FilterTS: Comprehensive Frequency Filtering for Multivariate Time Series Forecasting
Yulong Wang, Yushuo Liu, Xiaoyi Duan, Kai Wang
TL;DR
FilterTS tackles the challenge of forecasting with high-dimensional multivariate time series by explicitly modeling both stable and dynamically changing frequency components. It introduces a Dynamic Cross-Variable Filtering Module and a Static Global Filtering Module that operate in the frequency domain, converting time-domain convolution into efficient multiplicative operations. Through extensive experiments on eight real-world datasets, FilterTS achieves superior forecasting accuracy and reduced computational requirements, with ablations demonstrating the importance of both filtering pathways. The approach offers a scalable mechanism to leverage inter-variable frequency dependencies, delivering practical benefits in domains with many variables and diverse temporal patterns.
Abstract
Multivariate time series forecasting is crucial across various industries, where accurate extraction of complex periodic and trend components can significantly enhance prediction performance. However, existing models often struggle to capture these intricate patterns. To address these challenges, we propose FilterTS, a novel forecasting model that utilizes specialized filtering techniques based on the frequency domain. FilterTS introduces a Dynamic Cross-Variable Filtering Module, a key innovation that dynamically leverages other variables as filters to extract and reinforce shared variable frequency components across variables in multivariate time series.

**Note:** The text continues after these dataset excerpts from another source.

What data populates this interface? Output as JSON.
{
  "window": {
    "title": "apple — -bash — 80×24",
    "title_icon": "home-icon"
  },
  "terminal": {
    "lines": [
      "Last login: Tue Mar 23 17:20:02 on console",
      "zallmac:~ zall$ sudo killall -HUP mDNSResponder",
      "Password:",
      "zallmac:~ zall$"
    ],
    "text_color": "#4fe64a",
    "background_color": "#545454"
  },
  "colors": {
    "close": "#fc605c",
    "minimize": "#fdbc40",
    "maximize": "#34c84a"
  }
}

Additionally, a Static Global Filtering Module captures stable frequency components, identified throughout the entire training set. Moreover, the model is built in the frequency domain, converting time-domain convolutions into frequency-domain multiplicative operations to enhance computational efficiency. Extensive experimental results on eight real-world datasets have demonstrated that FilterTS significantly outperforms existing methods in terms of prediction accuracy and computational efficiency.